International Business is managed within the framework of a legal order. But the rules of this order are different from those of a domestic (national) legal system. Understanding these different rules is necessary for success in international business.

International Legal Order

To begin with, the international legal system lacks courts for adjudicating disputes. While occasionally ad hoc tribunals are established by interested governments to resolve isolated economic disputes between their nationals, the common alternative for settling international claims is arbitration pursuant to agreement of the parties. Furthermore, no international agency exists to enforce the arbitrators’ awards; the prevailing party has to rely on the enforcement machinery of the country where the losing side’s assets are located. Finally, often there is no international law for the arbitrators to apply. Instead, they frequently must refer to the domestic laws of the country designated by the parties.
The customs and usages which gradually emerge from commercial transactions generate the international legal norms. However, without a system of international courts to embody these norms in their rulings, they do not receive the force and mandate of precedents. There is another way for establishing binding legal rules: legislation by international conventions. The United Nations and other intergovernmental organizations originate the drafts of these conventions. But these drafts are rarely enacted into multinational legislation. While some noteworthy international conventions have finally been concluded --among them the conventions on contract for the international sale of goods; on several procedural aspects of civil litigation, such as the limitation period, service, discovery; and on enforcement of arbitration awards-- they are few in number and govern only the nationals of the states that adhere to them.

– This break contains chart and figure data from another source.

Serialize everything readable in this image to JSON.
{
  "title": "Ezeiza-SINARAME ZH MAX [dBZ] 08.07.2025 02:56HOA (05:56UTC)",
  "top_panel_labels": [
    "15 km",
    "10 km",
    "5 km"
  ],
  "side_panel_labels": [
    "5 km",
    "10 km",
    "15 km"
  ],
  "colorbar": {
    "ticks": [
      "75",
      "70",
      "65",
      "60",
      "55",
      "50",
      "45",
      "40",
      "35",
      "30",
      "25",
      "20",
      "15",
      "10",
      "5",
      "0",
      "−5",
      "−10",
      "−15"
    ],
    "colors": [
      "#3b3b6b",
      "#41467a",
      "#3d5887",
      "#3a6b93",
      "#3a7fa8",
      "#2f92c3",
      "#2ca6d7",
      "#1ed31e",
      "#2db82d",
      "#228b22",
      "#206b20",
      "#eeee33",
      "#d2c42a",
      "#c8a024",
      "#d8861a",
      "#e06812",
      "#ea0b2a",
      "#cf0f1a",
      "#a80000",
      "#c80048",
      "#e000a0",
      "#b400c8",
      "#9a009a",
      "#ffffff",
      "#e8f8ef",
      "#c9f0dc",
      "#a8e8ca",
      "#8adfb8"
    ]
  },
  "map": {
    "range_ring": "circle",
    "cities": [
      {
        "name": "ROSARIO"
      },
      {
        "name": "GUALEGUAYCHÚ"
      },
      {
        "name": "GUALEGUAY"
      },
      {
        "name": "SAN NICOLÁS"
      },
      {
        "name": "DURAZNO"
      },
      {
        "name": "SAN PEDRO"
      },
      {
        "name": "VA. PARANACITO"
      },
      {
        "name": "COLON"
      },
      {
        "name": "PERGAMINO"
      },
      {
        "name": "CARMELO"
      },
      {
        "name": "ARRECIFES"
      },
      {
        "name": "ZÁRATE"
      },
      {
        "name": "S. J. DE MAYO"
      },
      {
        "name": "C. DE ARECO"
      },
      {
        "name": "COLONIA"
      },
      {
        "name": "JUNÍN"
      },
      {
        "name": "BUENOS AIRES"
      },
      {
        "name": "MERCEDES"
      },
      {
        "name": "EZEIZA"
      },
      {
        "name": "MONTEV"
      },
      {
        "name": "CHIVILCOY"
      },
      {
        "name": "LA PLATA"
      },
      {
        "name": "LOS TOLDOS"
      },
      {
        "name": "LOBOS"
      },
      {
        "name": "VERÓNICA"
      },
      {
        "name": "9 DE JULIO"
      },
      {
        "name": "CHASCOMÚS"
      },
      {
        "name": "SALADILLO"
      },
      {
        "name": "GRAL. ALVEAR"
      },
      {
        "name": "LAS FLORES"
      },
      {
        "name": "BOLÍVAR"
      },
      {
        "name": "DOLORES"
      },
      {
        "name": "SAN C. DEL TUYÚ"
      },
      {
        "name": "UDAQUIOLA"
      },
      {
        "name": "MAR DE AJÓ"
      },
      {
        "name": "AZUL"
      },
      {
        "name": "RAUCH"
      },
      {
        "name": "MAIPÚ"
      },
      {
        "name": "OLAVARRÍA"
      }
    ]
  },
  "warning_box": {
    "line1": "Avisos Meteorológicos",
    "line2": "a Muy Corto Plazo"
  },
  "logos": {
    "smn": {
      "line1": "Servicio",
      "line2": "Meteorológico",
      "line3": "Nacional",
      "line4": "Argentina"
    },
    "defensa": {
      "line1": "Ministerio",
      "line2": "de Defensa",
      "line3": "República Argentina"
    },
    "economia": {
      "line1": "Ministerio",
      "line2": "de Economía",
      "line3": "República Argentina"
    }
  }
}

International rule-making is, therefore, left largely to private contracts between parties to international transactions. National governments, however, impose limits to their freedom of contract. Just as these risks are posed by the intrusive role of the nation-states in international trade, sometimes national governments render protection against them. Thus, government (or quasi-government) agencies, such as export-import banks and export development corporations, aim at insuring their nationals against certain risks of international commerce. Similarly, through trade agreements, governments attempt to remove the barriers to foreign markets facing their nationals. The beneficial prospects of such favorable interventions by the national governments must be taken into account in any international business plan. Because of these considerations, international commercial negotiations are inherently complicated. The process becomes even more complex when the parties manifest dissimilar expectations rooted in different cultural values.